Essa capacidade não concede autoridade espiritual adicional aos administradores. Produz exatamente a necessidade oposta: fiscalização, documentação e escrutínio. Uma instituição que possui patrimônio, interesses, departamentos especializados, relações internacionais e estratégias de sobrevivência pode tomar decisões movida por cálculos administrativos que não coincidem automaticamente com princípios bíblicos. A confiança não pode ser exigida com base no cargo, na comissão, no título ou no nível hierárquico.
A ASSOCIAÇÃO GERAL NÃO ADQUIRIU O DIREITO DE EXIGIR CONFIANÇA IRRESTRITA
A história aqui reunida retira da Associação Geral qualquer direito de exigir confiança irrestrita apenas porque ocupa o topo da estrutura denominacional. A mesma Organização que ensina apartidarismo aos membros desenvolveu durante décadas relações com governos, militares, regimes ideologicamente opostos, programas estatais e centros de poder. Seus administradores negociaram quando consideraram necessário, cooperaram quando identificaram vantagem institucional, procuraram autoridades quando precisaram de proteção e utilizaram a força do Estado quando conflitos internos chegaram a determinado ponto.
Por isso, quando a Organização invoca neutralidade, precisamos examinar suas relações; quando afirma ter prestado apenas assistência humanitária, precisamos medir a extensão concreta dessa assistência; quando classifica determinado ato como politicamente comprometedor, precisamos perguntar por que outros atos materialmente relevantes foram permitidos; quando um administrador demonstra conhecer uma fronteira tão precisa, precisamos descobrir de onde essa fronteira veio. O problema de Santa Clara não termina em Walton Brown porque Walton Brown fazia parte de uma estrutura muito maior que ele.
A GRÁFICA CONTINUA FALANDO
No sábado de 27 de dezembro de 1958, estudantes adventistas oraram enquanto a guerra cercava o Colegio de las Antillas. Nos dias seguintes, a instituição alimentou, recebeu, forneceu, atendeu e cooperou com pessoas ligadas à força revolucionária que conquistava Santa Clara. Brown encontrou Che Guevara e discutiu necessidades concretas. A memória adventista reconheceu o peso da ajuda e registrou que a propriedade serviu ao avanço final contra Batista. Depois vieram a vitória, os agradecimentos, Fidel, o coral, Che e a “empatia recíproca”. No centro dessa história, entretanto, uma máquina permaneceu parada porque os administradores sabiam que imprimir propaganda ultrapassaria a linha política que haviam decidido respeitar.
Esse silêncio é a pista.
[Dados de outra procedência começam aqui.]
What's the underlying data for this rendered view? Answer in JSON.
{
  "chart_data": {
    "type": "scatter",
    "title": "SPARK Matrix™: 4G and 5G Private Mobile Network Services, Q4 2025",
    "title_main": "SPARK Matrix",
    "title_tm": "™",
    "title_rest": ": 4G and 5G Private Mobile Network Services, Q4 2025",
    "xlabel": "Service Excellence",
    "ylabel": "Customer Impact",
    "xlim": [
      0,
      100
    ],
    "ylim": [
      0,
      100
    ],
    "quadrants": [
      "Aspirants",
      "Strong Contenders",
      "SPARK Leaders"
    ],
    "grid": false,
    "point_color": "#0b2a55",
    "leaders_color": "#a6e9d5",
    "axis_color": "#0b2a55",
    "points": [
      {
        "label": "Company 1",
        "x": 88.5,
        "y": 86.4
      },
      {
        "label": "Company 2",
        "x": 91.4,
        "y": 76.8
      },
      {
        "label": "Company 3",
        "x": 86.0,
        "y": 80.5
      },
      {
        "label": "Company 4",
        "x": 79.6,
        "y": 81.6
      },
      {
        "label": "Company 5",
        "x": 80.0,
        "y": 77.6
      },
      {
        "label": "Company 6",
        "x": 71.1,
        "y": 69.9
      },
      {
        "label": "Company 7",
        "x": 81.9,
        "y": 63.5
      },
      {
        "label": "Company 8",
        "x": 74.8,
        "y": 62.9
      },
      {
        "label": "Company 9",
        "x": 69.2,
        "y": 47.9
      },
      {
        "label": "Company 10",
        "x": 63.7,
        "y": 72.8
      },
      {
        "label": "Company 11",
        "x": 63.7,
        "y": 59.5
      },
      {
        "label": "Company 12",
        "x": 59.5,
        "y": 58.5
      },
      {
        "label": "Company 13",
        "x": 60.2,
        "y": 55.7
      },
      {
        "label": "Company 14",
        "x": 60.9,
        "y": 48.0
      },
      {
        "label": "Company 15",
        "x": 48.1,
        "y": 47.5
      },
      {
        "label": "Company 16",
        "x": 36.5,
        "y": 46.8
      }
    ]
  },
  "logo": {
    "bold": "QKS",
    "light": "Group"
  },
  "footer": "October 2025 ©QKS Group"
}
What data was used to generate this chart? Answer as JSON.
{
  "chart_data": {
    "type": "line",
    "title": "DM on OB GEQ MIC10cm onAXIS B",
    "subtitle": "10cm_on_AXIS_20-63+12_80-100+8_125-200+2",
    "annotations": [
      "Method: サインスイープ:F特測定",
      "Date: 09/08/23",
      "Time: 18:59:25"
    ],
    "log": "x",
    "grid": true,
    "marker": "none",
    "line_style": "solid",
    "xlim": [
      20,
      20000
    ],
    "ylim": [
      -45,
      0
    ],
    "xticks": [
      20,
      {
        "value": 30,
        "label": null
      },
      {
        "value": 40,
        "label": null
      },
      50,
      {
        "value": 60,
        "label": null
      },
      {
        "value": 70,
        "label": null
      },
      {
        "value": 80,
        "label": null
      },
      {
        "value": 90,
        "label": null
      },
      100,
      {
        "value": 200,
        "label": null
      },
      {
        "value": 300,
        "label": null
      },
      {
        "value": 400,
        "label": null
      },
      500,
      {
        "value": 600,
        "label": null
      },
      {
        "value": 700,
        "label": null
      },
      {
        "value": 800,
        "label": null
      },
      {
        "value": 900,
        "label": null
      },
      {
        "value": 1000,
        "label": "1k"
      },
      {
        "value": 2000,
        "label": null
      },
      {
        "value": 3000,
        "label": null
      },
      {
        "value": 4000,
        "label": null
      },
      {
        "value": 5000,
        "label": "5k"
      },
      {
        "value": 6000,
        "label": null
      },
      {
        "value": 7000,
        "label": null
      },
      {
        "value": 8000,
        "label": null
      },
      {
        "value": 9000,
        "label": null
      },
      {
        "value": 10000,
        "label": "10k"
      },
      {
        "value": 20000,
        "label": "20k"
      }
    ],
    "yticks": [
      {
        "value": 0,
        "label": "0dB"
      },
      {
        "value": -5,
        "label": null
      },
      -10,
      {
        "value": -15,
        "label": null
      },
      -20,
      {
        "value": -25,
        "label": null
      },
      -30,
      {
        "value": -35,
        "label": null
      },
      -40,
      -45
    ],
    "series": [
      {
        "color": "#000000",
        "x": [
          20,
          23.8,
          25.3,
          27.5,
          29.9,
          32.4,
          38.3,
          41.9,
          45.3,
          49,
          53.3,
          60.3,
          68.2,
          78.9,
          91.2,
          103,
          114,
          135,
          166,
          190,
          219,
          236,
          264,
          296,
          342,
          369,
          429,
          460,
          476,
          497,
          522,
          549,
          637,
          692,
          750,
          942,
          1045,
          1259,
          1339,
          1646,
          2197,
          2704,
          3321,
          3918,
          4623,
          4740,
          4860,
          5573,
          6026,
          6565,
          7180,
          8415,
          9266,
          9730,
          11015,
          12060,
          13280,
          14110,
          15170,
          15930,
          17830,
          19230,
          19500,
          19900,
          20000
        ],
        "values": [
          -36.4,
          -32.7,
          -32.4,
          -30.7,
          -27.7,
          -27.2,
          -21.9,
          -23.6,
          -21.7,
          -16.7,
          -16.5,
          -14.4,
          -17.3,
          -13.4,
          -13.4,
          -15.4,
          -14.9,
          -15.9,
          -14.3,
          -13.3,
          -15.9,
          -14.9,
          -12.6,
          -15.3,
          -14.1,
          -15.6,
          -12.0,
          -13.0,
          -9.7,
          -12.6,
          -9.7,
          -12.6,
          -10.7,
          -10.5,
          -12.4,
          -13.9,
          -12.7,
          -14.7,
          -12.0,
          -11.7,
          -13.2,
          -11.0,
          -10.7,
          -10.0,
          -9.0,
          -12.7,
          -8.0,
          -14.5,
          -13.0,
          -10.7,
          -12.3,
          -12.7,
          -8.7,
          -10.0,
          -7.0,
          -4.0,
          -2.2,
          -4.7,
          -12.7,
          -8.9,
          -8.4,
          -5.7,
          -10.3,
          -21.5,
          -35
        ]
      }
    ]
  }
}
A administração que soube dizer não à propaganda também sabia que estava dizendo sim a todo o restante. Se Walton J. Brown conhecia a fronteira entre assistência admissível e comprometimento político formal, chegou a hora de descobrir quem estabeleceu essa fronteira, quem acompanhou sua aplicação e se houve, antes ou durante a tomada de Santa Clara, algum entendimento ou acerto que ensinasse aos administradores adventistas como colaborar com os vencedores sem colocar formalmente o nome da Organização na Revolução. A pergunta permanece: quem autorizou os adventistas a ajudar os homens de Che — e quem lhes ensinou exatamente onde deveriam dizer não?